Catholic school in Sydney, New South Wales, Australia

St Agnes Catholic High School is an independent Roman Catholic co-educational secondary day school, located in Rooty Hill, in the western suburbs of Sydney, New South Wales, Australia. The school caters for approximately 800 students from Year 7 to Year 12, drawing enrollments from St Aidan's Primary, Rooty Hill, Sacred Heart Primary, Mount Druitt, and St John Vianney's Primary, Doonside, as well as a number of other schools in the surrounding suburbs. It also serves the parishes of St Aidan's Rooty Hill, Sacred Heart South Mount Druitt, Holy Family Emerton and St John Vianney's Doonside.

==Crest and motto==
The St Agnes Catholic High School crest contains features of crests that schools established by the Franciscan Missionaries of Mary have. The barque represents the journey that the Franciscan Missionaries of Mary took to other lands to spread the Catholic Faith. The Greek letters, ρ and χ on the sail of the barque are the first letters of the Latin, Christus Resurexit - Christ is risen. The motto "To Truth Through Love" is used by all Franciscan Missionaries of Mary schools to highlight the schools' approach to educating the whole person.

==History==
When St Agnes' College (as it was originally called) was established in 1962 by the Franciscan Missionaries of Mary, the school had 29 female students and three staff members, including founding Principal Sister Marcionelle (Burtille Hayes). In 1976, the school administration was handed over to laypersons when the Franciscan Missionaries of Mary transferred the school to the Sydney Archdiocese.

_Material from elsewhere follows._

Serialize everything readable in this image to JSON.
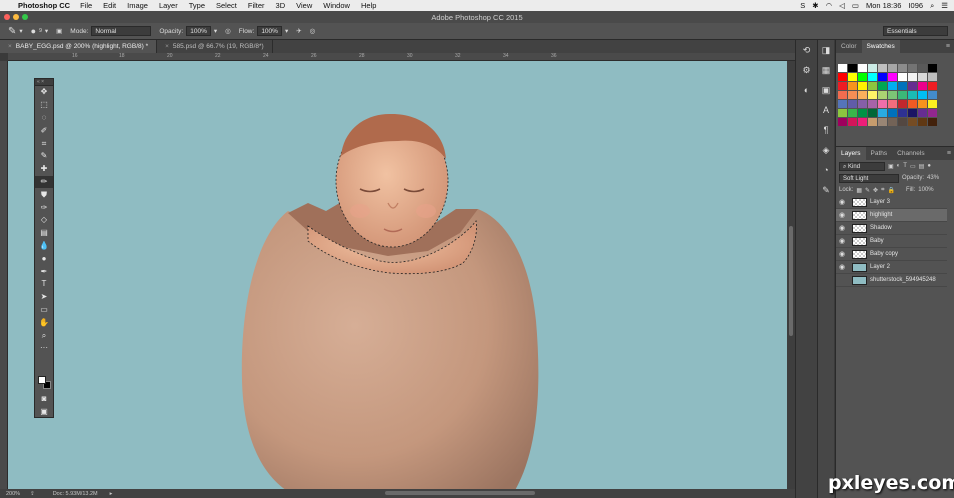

The original building (now the administrations block) has a long history, having been granted by Governor Evans to a Rooty Hill station master, Captain Minchin, in the 1880s. In 1936, the building, dubbed "Fairholme", began use as a guest house, eventually becoming a golf clubhouse before being purchased by the Epileptic Society and, later, the Franciscan Missionaries of Mary. The school was opened to male students in 1979. 20 years later, in 1999, it was incorporated into Christ Catholic College, but separated out again in 2004 when a multi-school review determined that it and other schools bundled in Christ Catholic Church should function separately.

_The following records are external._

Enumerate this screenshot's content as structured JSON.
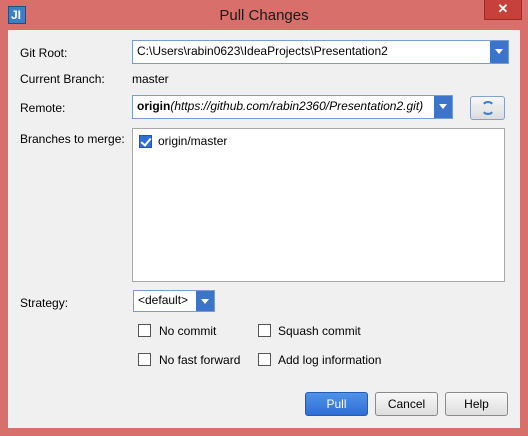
{
  "window": {
    "title": "Pull Changes",
    "icon_text": "JI",
    "close_glyph": "✕"
  },
  "git_root": {
    "label": "Git Root:",
    "value": "C:\\Users\\rabin0623\\IdeaProjects\\Presentation2"
  },
  "current_branch": {
    "label": "Current Branch:",
    "value": "master"
  },
  "remote": {
    "label": "Remote:",
    "name": "origin",
    "url": "(https://github.com/rabin2360/Presentation2.git)"
  },
  "branches": {
    "label": "Branches to merge:",
    "items": [
      {
        "label": "origin/master",
        "checked": true
      }
    ]
  },
  "strategy": {
    "label": "Strategy:",
    "value": "<default>"
  },
  "options": {
    "no_commit": "No commit",
    "squash_commit": "Squash commit",
    "no_fast_forward": "No fast forward",
    "add_log_information": "Add log information"
  },
  "buttons": {
    "pull": "Pull",
    "cancel": "Cancel",
    "help": "Help"
  },
  "colors": {
    "frame": "#d96f6b",
    "accent": "#2f6fd6"
  }
}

The first Stage 6 classes commenced with Year 11 in 2019 and these students graduated at the end of 2020. With this came additional classrooms and facilities including the refurbishment of older classrooms and the construction of new buildings which reflect contemporary learning.

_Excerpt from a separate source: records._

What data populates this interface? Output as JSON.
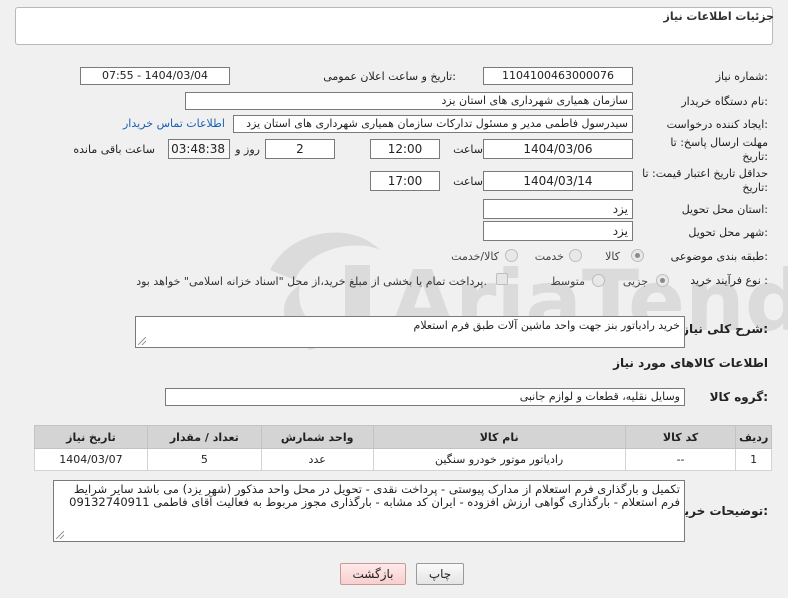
{
  "header": {
    "title": "جزئیات اطلاعات نیاز"
  },
  "fields": {
    "need_number_label": "شماره نیاز:",
    "need_number": "1104100463000076",
    "announce_label": "تاریخ و ساعت اعلان عمومی:",
    "announce_value": "1404/03/04 - 07:55",
    "buyer_org_label": "نام دستگاه خریدار:",
    "buyer_org": "سازمان همیاری شهرداری های استان یزد",
    "creator_label": "ایجاد کننده درخواست:",
    "creator": "سیدرسول فاطمی مدیر و مسئول تدارکات سازمان همیاری شهرداری های استان یزد",
    "contact_link": "اطلاعات تماس خریدار",
    "reply_deadline_label": "مهلت ارسال پاسخ: تا تاریخ:",
    "reply_date": "1404/03/06",
    "time_label": "ساعت",
    "reply_time": "12:00",
    "days_value": "2",
    "days_label": "روز و",
    "remaining_value": "03:48:38",
    "remaining_label": "ساعت باقی مانده",
    "validity_label": "حداقل تاریخ اعتبار قیمت: تا تاریخ:",
    "validity_date": "1404/03/14",
    "validity_time": "17:00",
    "province_label": "استان محل تحویل:",
    "province": "یزد",
    "city_label": "شهر محل تحویل:",
    "city": "یزد",
    "category_label": "طبقه بندی موضوعی:",
    "category_options": [
      "کالا",
      "خدمت",
      "کالا/خدمت"
    ],
    "process_label": "نوع فرآیند خرید :",
    "process_options": [
      "جزیی",
      "متوسط"
    ],
    "payment_note": "پرداخت تمام یا بخشی از مبلغ خرید،از محل \"اسناد خزانه اسلامی\" خواهد بود.",
    "desc_label": "شرح کلی نیاز:",
    "desc": "خرید رادیاتور بنز جهت واحد ماشین آلات طبق فرم استعلام",
    "goods_info_title": "اطلاعات کالاهای مورد نیاز",
    "goods_group_label": "گروه کالا:",
    "goods_group": "وسایل نقلیه، قطعات و لوازم جانبی",
    "buyer_notes_label": "توضیحات خریدار:",
    "buyer_notes": "تکمیل و بارگذاری فرم استعلام از مدارک پیوستی - پرداخت نقدی - تحویل در محل  واحد مذکور (شهر یزد) می باشد سایر شرایط فرم استعلام - بارگذاری گواهی ارزش افزوده - ایران کد مشابه - بارگذاری مجوز مربوط به فعالیت آقای فاطمی 09132740911"
  },
  "table": {
    "headers": [
      "ردیف",
      "کد کالا",
      "نام کالا",
      "واحد شمارش",
      "تعداد / مقدار",
      "تاریخ نیاز"
    ],
    "rows": [
      [
        "1",
        "--",
        "رادیاتور موتور خودرو سنگین",
        "عدد",
        "5",
        "1404/03/07"
      ]
    ]
  },
  "buttons": {
    "print": "چاپ",
    "back": "بازگشت"
  },
  "watermark": {
    "text": "AriaTender.neT"
  },
  "colors": {
    "link": "#1a5fb4",
    "header_bg": "#d4d4d4",
    "back_button": "#f7cfcf"
  }
}
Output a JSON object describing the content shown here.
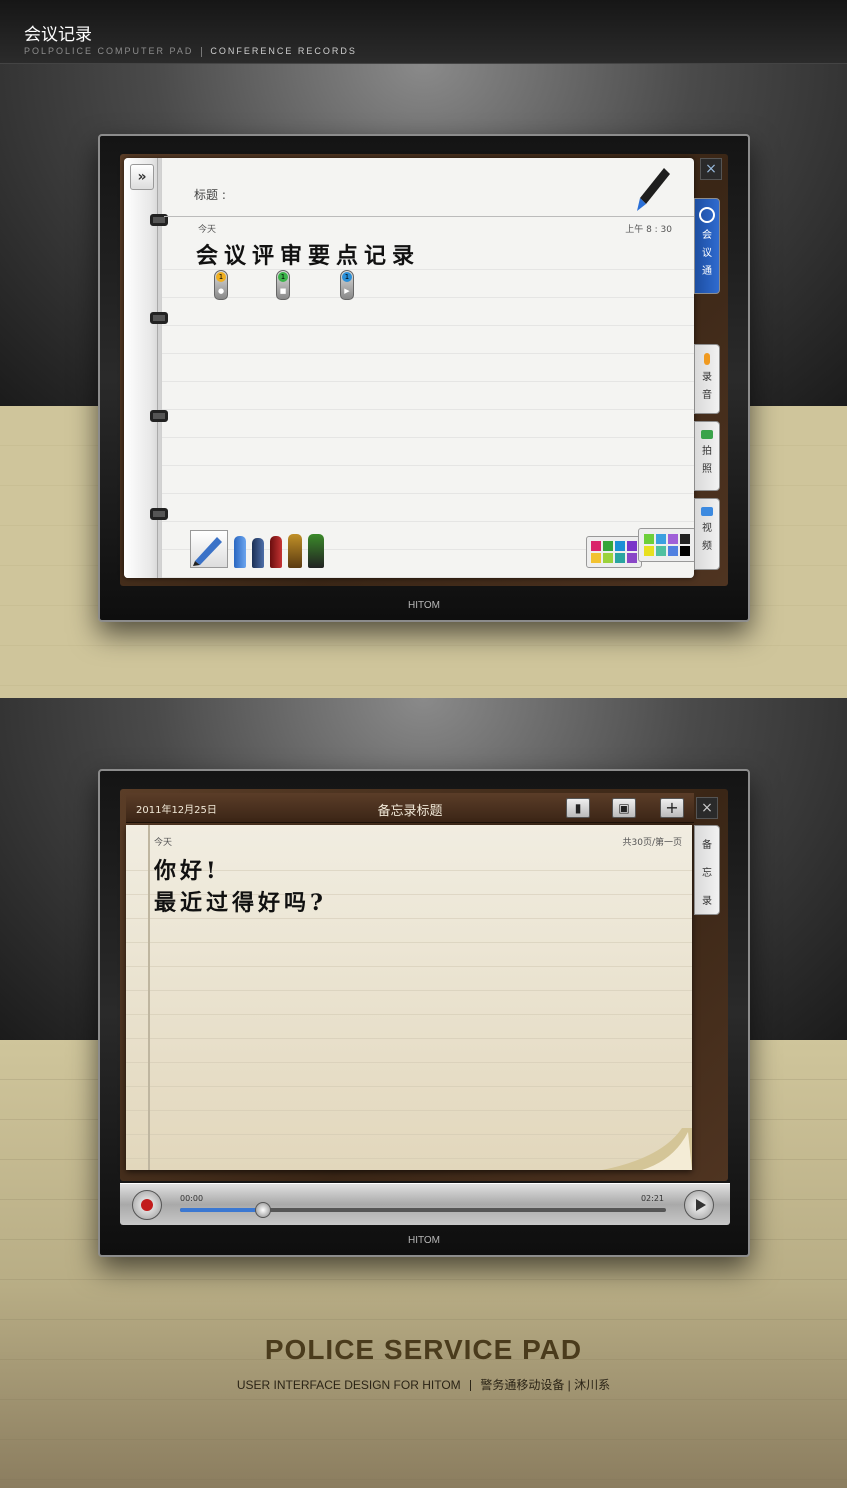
{
  "header": {
    "title": "会议记录",
    "subtitle_left": "POLPOLICE COMPUTER PAD",
    "subtitle_right": "CONFERENCE  RECORDS"
  },
  "device1": {
    "brand": "HITOM",
    "title_label": "标题 :",
    "date_label": "今天",
    "time": "上午 8 : 30",
    "handwriting": "会议评审要点记录",
    "pin_number": "1",
    "tabs": [
      {
        "label": "会议通",
        "chars": [
          "会",
          "议",
          "通"
        ],
        "active": true
      },
      {
        "label": "录音",
        "chars": [
          "录",
          "音"
        ],
        "active": false
      },
      {
        "label": "拍照",
        "chars": [
          "拍",
          "照"
        ],
        "active": false
      },
      {
        "label": "视频",
        "chars": [
          "视",
          "频"
        ],
        "active": false
      }
    ],
    "collapse_glyph": "»",
    "close_glyph": "×",
    "palette_colors": [
      "#d9246a",
      "#35a63a",
      "#1b8fd6",
      "#7a35c9",
      "#f2c230",
      "#9bd23a",
      "#2aa5a0",
      "#8a47c7"
    ],
    "palette2_colors": [
      "#6dcf3a",
      "#3ca0e0",
      "#a060d8",
      "#222222",
      "#e8e020",
      "#50c0a0",
      "#5080e0",
      "#000000"
    ]
  },
  "device2": {
    "brand": "HITOM",
    "date": "2011年12月25日",
    "title": "备忘录标题",
    "date_label": "今天",
    "page_info": "共30页/第一页",
    "handwriting_line1": "你好!",
    "handwriting_line2": "最近过得好吗?",
    "tab_chars": [
      "备",
      "忘",
      "录"
    ],
    "close_glyph": "×",
    "time_start": "00:00",
    "time_end": "02:21",
    "progress": 0.17
  },
  "footer": {
    "title": "POLICE SERVICE PAD",
    "subtitle": "USER INTERFACE DESIGN FOR HITOM",
    "subtitle_cn": "警务通移动设备 | 沐川系"
  }
}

The school maintains a Franciscan focus on simplicity, tolerance and Christianity.

==Learning==
St Agnes teaches the same curriculum as government schools. There is however, a strong religious dimension across the curriculum which is most obvious in the subject of Religious Education. The formal Religious Education program follows the diocesan program, 'Sharing Our Story'. All students study Religious Education as part of their studies. A formal Pastoral Care program is delivered by the Personal Development, Health and Physical Education faculty as an adjunct to the PDHPE program and responds to the needs of each year group.

Individual teaching programs have been developed for all funded special needs students. A specialised reading program has been developed for students who are experiencing difficulties in reading.

Targeted Year 10 students are involved in extension classes at Loyola Senior High School in Key Learning Areas. The school is also involved in a number of co-curricular activities.